The Jefferson fracture is an axial loading compression fracture of the lateral masses of the atlas between the occipital condyles and articular facets of C2. The lateral masses are driven laterally away from C2 by the compressive force, which results in fractures of the anterior and posterior ring of C1. The fractures may be unilateral or bilateral and can consist of 2 to 4 fragments. Jefferson fractures are typically stable with an intact transverse ligament. The separation of the lateral masses can be seen with open-mouth plain radiographs of the craniocervical junction. The more definitive diagnosis is best identified with axial CT with coronal reformatted images demonstrating noncorticated fracture lines and prevertebral soft tissue edema ( Fig. 37-6 ) . However, one should not mistake a fracture with a congenital developmental cleft, which has well-corticated margins and no associated soft tissue edema.

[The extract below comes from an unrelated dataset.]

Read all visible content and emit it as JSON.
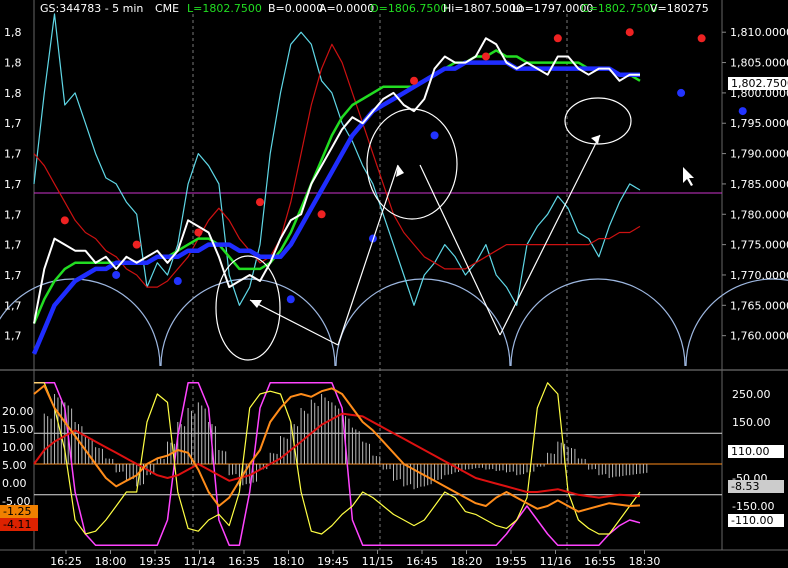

Extension teardrop fractures occur frequently and represent 19% of all fractures of C2. This fracture is due to avulsion of the anterior longitudinal ligament with a triangular piece of bone from the anterior inferior vertebral body ( Fig. 37-7 ) . One important characteristic of the fracture fragment is that its vertical height is either equal to or greater than its transverse dimension. This distinguishes an extension teardrop fracture from the similarly appearing hyperextension dislocation injury. Furthermore, patients with extension teardrop fractures typically do not have any neurologic symptoms, unlike those with hyperextension dislocation.